- Une dernière danse -
Ambarhuna, an 1760, détroit d'Ëoma
Une brise, un simple courant d'air. Le léger souffle qui avait parcouru le monde à ses cotés, se tenait avec lui même dans la fin. Il n'avait besoin que de lui, ce léger courant d'air qui s'infiltrait dans ses vêtements et en agitait les robes en de petit rouleaux de tissus. Serpents, il aimait cette sensation. Il aimait le sentir à ses cotés. Son ami de toujours, son protégé, son protecteur, le vent.
Une brise, ni plus ni moins, agitait ses cheveux noués d'une seule natte, libres des décorations et tresses dont il a pu par le passé apprécié la personnalité qu'elles offraient. Une brise qui allégeait le poid de son masque de métal, collé à sa peau à la manière d'un visage.

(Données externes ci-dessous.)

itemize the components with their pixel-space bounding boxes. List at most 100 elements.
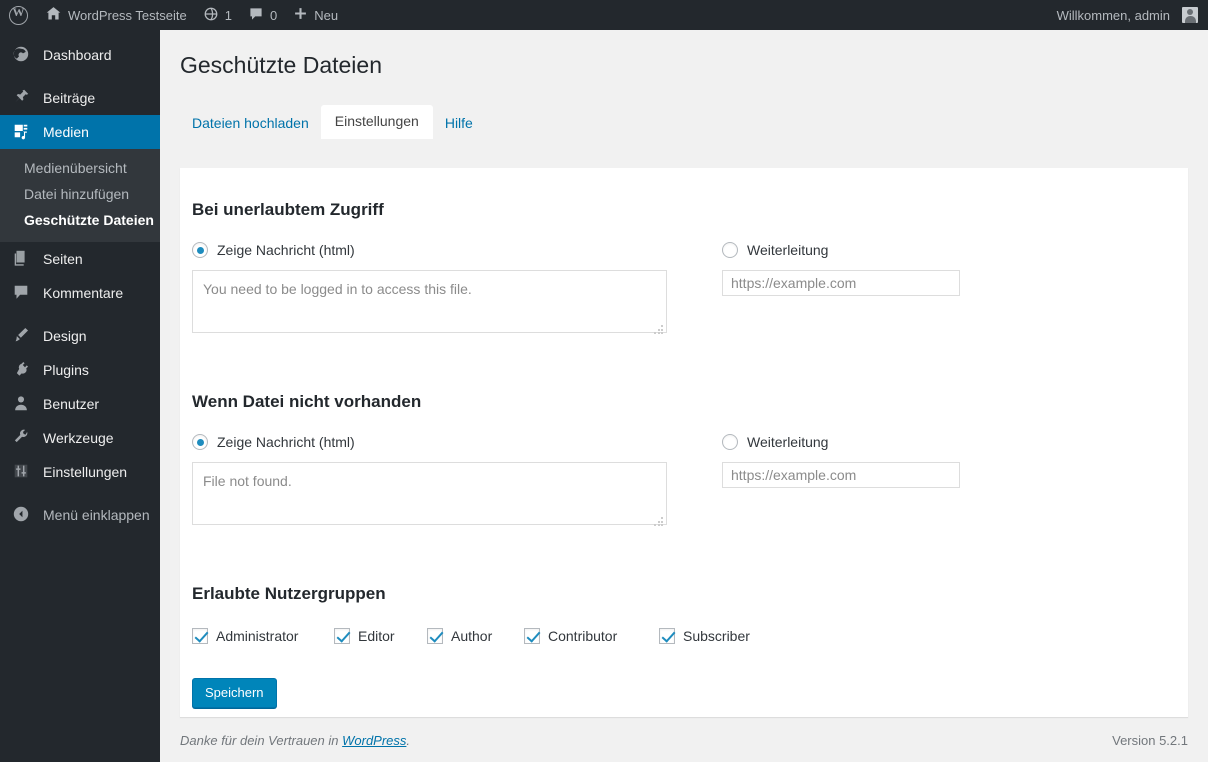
sidebar-item-label: Einstellungen [43, 464, 128, 480]
sidebar-item-comments[interactable]: Kommentare [0, 276, 160, 310]
media-icon [12, 122, 32, 142]
notfound-message-column: Zeige Nachricht (html) [192, 434, 722, 530]
settings-icon [12, 462, 32, 482]
role-label: Editor [358, 628, 395, 644]
sidebar-subitem-add-media[interactable]: Datei hinzufügen [0, 181, 160, 207]
section-heading: Erlaubte Nutzergruppen [192, 584, 386, 603]
radio-label: Zeige Nachricht (html) [217, 434, 355, 450]
sidebar-submenu-media: Medienübersicht Datei hinzufügen Geschüt… [0, 149, 160, 242]
version-label: Version 5.2.1 [1112, 732, 1188, 748]
pages-icon [12, 249, 32, 269]
users-icon [12, 394, 32, 414]
sidebar-item-appearance[interactable]: Design [0, 319, 160, 353]
tab-help[interactable]: Hilfe [433, 108, 485, 139]
admin-sidebar: Dashboard Beiträge Medien Medienübersich… [0, 30, 168, 762]
plus-icon [293, 6, 308, 24]
site-name-label: WordPress Testseite [68, 7, 187, 23]
role-checkbox-subscriber[interactable]: Subscriber [659, 628, 750, 644]
radio-button[interactable] [192, 434, 208, 450]
sidebar-item-pages[interactable]: Seiten [0, 242, 160, 276]
checkbox[interactable] [659, 628, 675, 644]
sidebar-item-label: Kommentare [43, 285, 124, 301]
sidebar-item-dashboard[interactable]: Dashboard [0, 38, 160, 72]
radio-button[interactable] [192, 242, 208, 258]
site-name-button[interactable]: WordPress Testseite [37, 0, 195, 30]
sidebar-subitem-media-library[interactable]: Medienübersicht [0, 155, 160, 181]
new-content-button[interactable]: Neu [285, 0, 346, 30]
main-content: Geschützte Dateien Dateien hochladen Ein… [160, 30, 1208, 762]
sidebar-item-label: Medien [43, 124, 89, 140]
sidebar-item-label: Menü einklappen [43, 507, 150, 523]
sidebar-subitem-protected-files[interactable]: Geschützte Dateien [0, 207, 160, 233]
appearance-icon [12, 326, 32, 346]
sidebar-item-posts[interactable]: Beiträge [0, 81, 160, 115]
settings-panel: Bei unerlaubtem Zugriff Zeige Nachricht … [180, 168, 1188, 717]
unauthorized-redirect-input[interactable] [722, 270, 960, 296]
sidebar-item-tools[interactable]: Werkzeuge [0, 421, 160, 455]
footer-thanks-suffix: . [406, 732, 411, 748]
comments-button[interactable]: 0 [240, 0, 285, 30]
section-file-not-found: Wenn Datei nicht vorhanden Zeige Nachric… [192, 392, 960, 530]
role-checkbox-editor[interactable]: Editor [334, 628, 427, 644]
collapse-icon [12, 505, 32, 525]
sidebar-item-settings[interactable]: Einstellungen [0, 455, 160, 489]
role-label: Subscriber [683, 628, 750, 644]
sidebar-item-label: Benutzer [43, 396, 100, 412]
notfound-redirect-input[interactable] [722, 462, 960, 488]
checkbox[interactable] [334, 628, 350, 644]
radio-label: Weiterleitung [747, 242, 829, 258]
unauthorized-redirect-column: Weiterleitung [722, 242, 960, 338]
comment-bubble-icon [248, 6, 264, 25]
radio-button[interactable] [722, 434, 738, 450]
sidebar-item-collapse-menu[interactable]: Menü einklappen [0, 498, 160, 532]
updates-button[interactable]: 1 [195, 0, 240, 30]
unauthorized-message-column: Zeige Nachricht (html) [192, 242, 722, 338]
plugins-icon [12, 360, 32, 380]
section-heading: Bei unerlaubtem Zugriff [192, 200, 384, 219]
wordpress-link[interactable]: WordPress [342, 733, 406, 748]
footer-thanks: Danke für dein Vertrauen in WordPress. [180, 733, 410, 748]
home-icon [45, 5, 62, 25]
notfound-redirect-option[interactable]: Weiterleitung [722, 434, 960, 450]
wordpress-logo-button[interactable] [0, 0, 37, 30]
role-checkbox-administrator[interactable]: Administrator [192, 628, 334, 644]
avatar-icon [1182, 7, 1198, 23]
save-button[interactable]: Speichern [192, 678, 277, 708]
sidebar-item-label: Beiträge [43, 90, 96, 106]
radio-button[interactable] [722, 242, 738, 258]
section-allowed-roles: Erlaubte Nutzergruppen Administrator Edi… [192, 584, 750, 644]
sidebar-item-label: Plugins [43, 362, 89, 378]
checkbox[interactable] [427, 628, 443, 644]
greeting-label: Willkommen, admin [1056, 7, 1170, 23]
dashboard-icon [12, 45, 32, 65]
sidebar-item-media[interactable]: Medien [0, 115, 168, 149]
role-label: Contributor [548, 628, 618, 644]
new-content-label: Neu [314, 7, 339, 23]
pin-icon [12, 88, 32, 108]
comments-count: 0 [269, 7, 278, 23]
tab-settings[interactable]: Einstellungen [320, 104, 433, 139]
sidebar-item-label: Dashboard [43, 47, 112, 63]
unauthorized-redirect-option[interactable]: Weiterleitung [722, 242, 960, 258]
notfound-redirect-column: Weiterleitung [722, 434, 960, 530]
sidebar-item-label: Design [43, 328, 87, 344]
admin-footer: Danke für dein Vertrauen in WordPress. V… [180, 717, 1188, 762]
role-checkbox-author[interactable]: Author [427, 628, 524, 644]
radio-label: Zeige Nachricht (html) [217, 242, 355, 258]
comment-icon [12, 283, 32, 303]
unauthorized-show-message-option[interactable]: Zeige Nachricht (html) [192, 242, 722, 258]
role-label: Administrator [216, 628, 299, 644]
account-menu-button[interactable]: Willkommen, admin [1049, 0, 1208, 30]
tab-upload-files[interactable]: Dateien hochladen [180, 108, 321, 139]
sidebar-divider [0, 489, 160, 498]
notfound-show-message-option[interactable]: Zeige Nachricht (html) [192, 434, 722, 450]
checkbox[interactable] [192, 628, 208, 644]
tools-icon [12, 428, 32, 448]
sidebar-item-users[interactable]: Benutzer [0, 387, 160, 421]
role-checkbox-contributor[interactable]: Contributor [524, 628, 659, 644]
page-title: Geschützte Dateien [180, 52, 383, 78]
checkbox[interactable] [524, 628, 540, 644]
sidebar-item-plugins[interactable]: Plugins [0, 353, 160, 387]
notfound-message-textarea[interactable] [192, 462, 667, 525]
unauthorized-message-textarea[interactable] [192, 270, 667, 333]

Le temps était venu, ils étaient parti et l'avaient laissé seul dans le détroit, les valeureux guerriers qui avaient voulu le suivre avaient entendu ses paroles et avaient rejoins le reste du convoi. Il n'était pas sûr, mais peut-être que, même si cela n'avait rien d'important vis à vis du nombre d'âmes qu'il protégeait par ce sacrifice, les blonds et soyeux cheveux qu'il avait aperçut, avant de détourner pour la dernière fois le regard de son peuple, appartenaient à son frère. Peut-être aura-t-il réussi à dire “pardon” avant de mourrir, mais tout était effacé par cette brise, ce vent, cette brise, l'accompagnait dans une toute dernière danse.
Il sifflait au fur et à mesure qu'il l'invoquait, s'engouffrant dans le détroit comme pour freiner la horde qui se dirigeait vers lui, pourtant il la survolait. Au fur et à mesure que la musique raisonnait, il serpentait entre les membres des possédés, sondant leur postures, leurs forces et leurs faiblesses. Innombrables, insensibles, monstrueux. Une force innarêtable qui dévorait corps et âme le monde d'Armanda. Il sentait déjà les esprits du vide tenter de pénétrer son esprit, se bousculant pour en prendre le contrôle. Mais son esprit était mort, il n'était pas accessible, il n'y avait pas d'âme à pervertir, trop bien dissimulée. Seulement une volonté forte, puissante, de protéger au péril de sa vie, les âmes innocentes qu'il a massacré jadis.
Il grimpa dans les aigus, il hurlait, criait la fin de cette vie misérable, de la libération de son âme cachée derrière son masque. Il chantait au jour de la rédemption, car c'était maintenant, et aujourd'huis que le masque tombait. Il acheva le chant de sa flûte dans les aigus, à présent, le vent tournoyait autour de lui et allégeait chacun de ses vêtements. Les possédés n'avaient plus qu'une centaine de mètres à franchir, ils essaieraient de le contourner pour passer, mais la force du vent couplé à ses rapides mouvements les en empêcheraient, ils n'étaient qu'animeaux, ils étaient prévisibles. Ils étaient des milliers, il était seul. Mais le but n'était pas de survivre, lentement, il détacha le masque de sa peau, et là ou il n'aurait dû être qu'un sans visage, il était redevenu Aeglos Evanealle, du moins en apparence. Il était libre, c'était la fin et il avait réussi.
Porté par le vent, il s'élança et dansa, parmis les lances et les épées, jusqu'à être battu par la force du vide. Jusqu'à s'écrouler dans son propre sang, mais avec le masque à la main, et le sourire aux lèvres.